JAW: Man kann diese Frage auch aus einem persönlichen Blickwinkel sehen. In welchem Land würden Sie am liebsten ernsthaft erkranken?
FDM: Wenn wir es schaffen, den schlafenden Riesen zu wecken, am liebsten in Deutschland – denn wir können aus dem, was wir haben, noch viel mehr für die Menschen machen!
JAW: Bitte nennen Sie drei Schlagworte für die größten Defizite im deutschen Gesundheitssystem.
FDM: Überdimensioniert. Unkoordiniert. Unbezahlbar.
JAW: Und jetzt bitte drei Schlagworte zu den größten Stärken im deutschen Gesundheitswesen.
FDM: Versorgungsdichte. Verlässlichkeit. Versorgungsqualität. Diese Stärken werden durch die Reform von Karl Lauterbach geschwächt, sie ist daher für mich eine Mogelpackung.
JAW: Sie sind im vergangenen Jahr 60 Jahre geworden, das ist häufig ein Einschnitt, um Bilanz zu ziehen.
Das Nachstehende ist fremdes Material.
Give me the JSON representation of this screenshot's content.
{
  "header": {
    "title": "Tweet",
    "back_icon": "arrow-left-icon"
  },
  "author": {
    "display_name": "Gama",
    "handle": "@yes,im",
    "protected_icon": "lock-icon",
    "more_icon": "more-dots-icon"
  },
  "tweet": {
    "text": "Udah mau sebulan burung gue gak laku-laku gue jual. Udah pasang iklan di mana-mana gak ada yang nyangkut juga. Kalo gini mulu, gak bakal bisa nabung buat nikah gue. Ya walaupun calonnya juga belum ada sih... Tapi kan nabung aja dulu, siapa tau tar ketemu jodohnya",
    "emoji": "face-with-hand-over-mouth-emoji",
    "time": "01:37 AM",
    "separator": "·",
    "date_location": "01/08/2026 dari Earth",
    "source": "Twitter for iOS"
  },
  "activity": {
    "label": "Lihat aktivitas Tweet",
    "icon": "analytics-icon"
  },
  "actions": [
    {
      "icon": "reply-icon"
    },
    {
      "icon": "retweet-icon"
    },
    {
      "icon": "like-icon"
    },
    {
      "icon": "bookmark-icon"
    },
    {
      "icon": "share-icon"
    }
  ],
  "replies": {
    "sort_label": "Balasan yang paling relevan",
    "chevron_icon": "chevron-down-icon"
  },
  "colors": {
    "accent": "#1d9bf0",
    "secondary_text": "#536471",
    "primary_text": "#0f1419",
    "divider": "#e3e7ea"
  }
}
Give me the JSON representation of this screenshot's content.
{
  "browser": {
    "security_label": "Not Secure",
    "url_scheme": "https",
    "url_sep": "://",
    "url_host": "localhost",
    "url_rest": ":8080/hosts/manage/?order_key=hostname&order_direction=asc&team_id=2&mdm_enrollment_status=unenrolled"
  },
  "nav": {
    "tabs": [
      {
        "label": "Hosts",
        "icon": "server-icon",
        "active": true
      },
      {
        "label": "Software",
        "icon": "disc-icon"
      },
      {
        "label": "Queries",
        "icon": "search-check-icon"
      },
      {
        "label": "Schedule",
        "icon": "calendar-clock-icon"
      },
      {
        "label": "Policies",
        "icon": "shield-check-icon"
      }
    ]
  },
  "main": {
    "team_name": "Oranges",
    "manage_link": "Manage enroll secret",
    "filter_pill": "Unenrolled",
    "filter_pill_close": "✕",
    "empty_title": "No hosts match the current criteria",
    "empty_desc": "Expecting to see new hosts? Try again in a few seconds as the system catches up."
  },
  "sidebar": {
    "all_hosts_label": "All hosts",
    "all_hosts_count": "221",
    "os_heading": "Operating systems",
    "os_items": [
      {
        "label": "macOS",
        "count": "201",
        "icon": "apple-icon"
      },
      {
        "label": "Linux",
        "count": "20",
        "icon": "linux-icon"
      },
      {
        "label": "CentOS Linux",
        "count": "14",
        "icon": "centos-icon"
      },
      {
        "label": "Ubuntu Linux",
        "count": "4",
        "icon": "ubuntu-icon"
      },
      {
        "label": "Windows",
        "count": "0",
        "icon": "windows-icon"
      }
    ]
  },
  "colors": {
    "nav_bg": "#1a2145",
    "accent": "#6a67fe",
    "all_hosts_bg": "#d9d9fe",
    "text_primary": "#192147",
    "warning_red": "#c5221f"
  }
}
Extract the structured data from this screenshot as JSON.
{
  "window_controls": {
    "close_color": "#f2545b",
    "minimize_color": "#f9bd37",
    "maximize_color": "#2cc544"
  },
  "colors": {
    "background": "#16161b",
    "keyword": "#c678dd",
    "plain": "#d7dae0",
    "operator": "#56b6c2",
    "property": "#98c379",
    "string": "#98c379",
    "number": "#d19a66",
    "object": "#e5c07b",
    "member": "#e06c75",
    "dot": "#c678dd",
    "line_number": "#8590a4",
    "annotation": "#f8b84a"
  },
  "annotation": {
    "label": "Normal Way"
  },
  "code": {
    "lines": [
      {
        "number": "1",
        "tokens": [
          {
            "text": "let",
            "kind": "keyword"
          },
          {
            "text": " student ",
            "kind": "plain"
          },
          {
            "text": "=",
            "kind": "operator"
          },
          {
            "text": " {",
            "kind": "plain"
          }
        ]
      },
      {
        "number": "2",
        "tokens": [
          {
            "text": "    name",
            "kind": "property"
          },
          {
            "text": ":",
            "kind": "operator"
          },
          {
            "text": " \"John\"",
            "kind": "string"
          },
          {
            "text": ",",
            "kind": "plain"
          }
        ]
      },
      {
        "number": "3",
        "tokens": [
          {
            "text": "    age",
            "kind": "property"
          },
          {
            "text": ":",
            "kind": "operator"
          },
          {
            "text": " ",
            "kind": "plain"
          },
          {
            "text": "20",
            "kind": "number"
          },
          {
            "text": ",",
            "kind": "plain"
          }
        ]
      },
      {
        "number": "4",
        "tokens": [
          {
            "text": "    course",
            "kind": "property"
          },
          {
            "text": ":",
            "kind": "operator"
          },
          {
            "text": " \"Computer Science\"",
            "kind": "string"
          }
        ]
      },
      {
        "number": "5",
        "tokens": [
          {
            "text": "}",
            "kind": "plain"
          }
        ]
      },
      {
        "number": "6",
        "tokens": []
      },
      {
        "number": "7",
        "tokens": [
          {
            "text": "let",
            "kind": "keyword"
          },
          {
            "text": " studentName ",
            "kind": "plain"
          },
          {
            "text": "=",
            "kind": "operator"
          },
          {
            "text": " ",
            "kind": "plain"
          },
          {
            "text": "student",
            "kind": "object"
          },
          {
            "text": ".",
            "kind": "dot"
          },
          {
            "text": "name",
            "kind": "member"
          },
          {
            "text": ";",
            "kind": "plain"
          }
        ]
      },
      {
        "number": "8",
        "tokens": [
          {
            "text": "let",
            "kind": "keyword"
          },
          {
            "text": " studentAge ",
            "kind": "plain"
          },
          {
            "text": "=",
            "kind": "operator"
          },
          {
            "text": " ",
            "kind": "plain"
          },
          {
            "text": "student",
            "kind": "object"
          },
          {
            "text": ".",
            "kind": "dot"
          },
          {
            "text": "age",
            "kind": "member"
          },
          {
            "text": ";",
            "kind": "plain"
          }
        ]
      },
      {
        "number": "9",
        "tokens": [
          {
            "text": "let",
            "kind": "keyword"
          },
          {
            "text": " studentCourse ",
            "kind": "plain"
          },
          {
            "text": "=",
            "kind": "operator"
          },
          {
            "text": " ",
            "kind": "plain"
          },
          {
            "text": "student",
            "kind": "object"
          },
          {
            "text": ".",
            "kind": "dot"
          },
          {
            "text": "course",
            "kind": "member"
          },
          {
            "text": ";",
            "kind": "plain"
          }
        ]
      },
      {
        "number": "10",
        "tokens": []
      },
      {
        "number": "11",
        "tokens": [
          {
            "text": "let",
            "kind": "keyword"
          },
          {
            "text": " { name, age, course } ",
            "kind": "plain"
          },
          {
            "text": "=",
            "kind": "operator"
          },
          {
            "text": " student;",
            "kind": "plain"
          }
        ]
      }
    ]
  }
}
Was würden sie anders machen, wenn Sie diese Zeitspanne noch einmal leben könnten?
FDM: Eine bessere Work-Life-Balance anstreben. Die habe ich erst sehr spät erreicht. Und ich würde versuchen, die Menschen mehr für Politik zu begeistern. Um wirklich etwas zu bewegen, braucht es eine ehrliche, gleichzeitig realistische Gesundheitspolitik. Und Menschen mit praktischen Erfahrungshintergründen, die sich politisch engagieren.
JAW: Sie haben als Kind einer Gastarbeiterfamilie eine außergewöhnliche Karriere hingelegt. Glauben Sie, dass ein solcher Lebenslauf, der eine sehr durchlässige Ge- sellschaft voraussetzt, so heute noch möglich wäre?
FDM: Das steht und fällt mit der Bereitschaft, die individuelle Leistung als eine relevante Größe und als einen Maßstab für gesellschaftlichen Erfolg zu akzeptieren. In meiner Jugend war das selbstverständlich.
JAW: Sie galten immer als Prototyp des unangepassten, eigenwilligen Managers. Hat Ihnen dieses Image unter dem Strich geholfen oder doch überwiegend Dinge erschwert?
FDM: Es hat manche Dinge erschwert. Dennoch rate ich jedem, im Lauf des Lebens so gut es geht beim Denken, Reden und Handeln als Persönlichkeit authentisch zu bleiben.